We werden met straffe hand opgevoed door mijn vader. Voordat we naar Tuindorp verhuisden hebben we nog op Lindenhof gewoond. Daar ging ik naar de ‘boerenschool’, de Ribbelerbrinkschool. Op school moesten we ’s maandags in de rij staan, dan werden de klompen nagekeken, als ze niet geschuurd waren, werd je naar huis gestuurd. Als je geen zin had om naar school te gaan, dan liet je de klompen smerig. Ik heb hier tot mijn achtste gewoond.

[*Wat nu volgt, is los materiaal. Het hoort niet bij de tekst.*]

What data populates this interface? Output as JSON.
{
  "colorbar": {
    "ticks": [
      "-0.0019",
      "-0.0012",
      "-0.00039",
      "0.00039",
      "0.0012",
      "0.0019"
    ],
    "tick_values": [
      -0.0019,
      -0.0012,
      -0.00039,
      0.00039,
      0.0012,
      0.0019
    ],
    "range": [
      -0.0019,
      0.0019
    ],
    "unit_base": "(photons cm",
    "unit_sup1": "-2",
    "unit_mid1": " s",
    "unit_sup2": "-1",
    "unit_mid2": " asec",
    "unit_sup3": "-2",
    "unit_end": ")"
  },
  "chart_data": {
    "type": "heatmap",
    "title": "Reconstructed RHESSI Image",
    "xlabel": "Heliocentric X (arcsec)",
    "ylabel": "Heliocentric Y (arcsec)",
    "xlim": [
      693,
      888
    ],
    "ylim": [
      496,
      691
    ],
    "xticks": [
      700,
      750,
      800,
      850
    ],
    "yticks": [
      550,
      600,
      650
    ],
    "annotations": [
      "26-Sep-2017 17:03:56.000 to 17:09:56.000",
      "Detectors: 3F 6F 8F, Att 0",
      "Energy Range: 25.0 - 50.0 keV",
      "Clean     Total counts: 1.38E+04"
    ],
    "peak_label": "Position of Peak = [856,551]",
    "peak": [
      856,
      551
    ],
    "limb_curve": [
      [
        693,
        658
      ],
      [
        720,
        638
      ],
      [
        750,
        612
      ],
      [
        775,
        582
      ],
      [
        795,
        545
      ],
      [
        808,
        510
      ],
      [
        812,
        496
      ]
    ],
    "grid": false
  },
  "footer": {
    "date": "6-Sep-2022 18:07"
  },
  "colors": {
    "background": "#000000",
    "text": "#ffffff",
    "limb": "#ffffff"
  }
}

We verhuisden vervolgens naar Tuindorp.
Dat was toen een gebied met alleen boerderijen en heet nu Wesselerbrink, vroeger Broekheurne. De mensen zeiden tegen mijn vader: “dat je daar gaat wonen”,  want het was toen het eind van de wereld. De boeren hadden allemaal bijnamen. Bijvoorbeeld boer Wissink was ‘de lange’, nu het Lang, boer Heitbrink met bijnaam de Reulver. De Kiepe omdat de boer tegen zijn kippen altijd riep: “kiep, kiep, kiep”.

Op de Knalhutteweg ging ik naar school, ik ken alle meesters en juffen nog bij naam,
ook oud-medescholieren ken ik vaak nog. Mijn vrouw zegt dan: “Jij kent ook iedereen”.
Tuindorp ken ik op mijn duimpje. Hier speelden we vroeger altijd en haalden we kattenkwaad uit. Als er straf werd uitgedeeld, was ik altijd de dupe. Ik was ook geen braaf jongetje. Wanneer er iets aan de hand was tussen de Knalhutteweg en de Buursestraat wist ik daarvan en was ik de vraagbaak.

Verhaal afkomstig uit: Levens Verweven
Boekje gemaakt als laatste deel van het Project Levensverhalen, een samenwerkingsproject van Zorgcentrum de Posten, Volksuniversiteit Enschede, Openbare basisschool de Broekheurne en Christelijke basisschool Mecklenburg.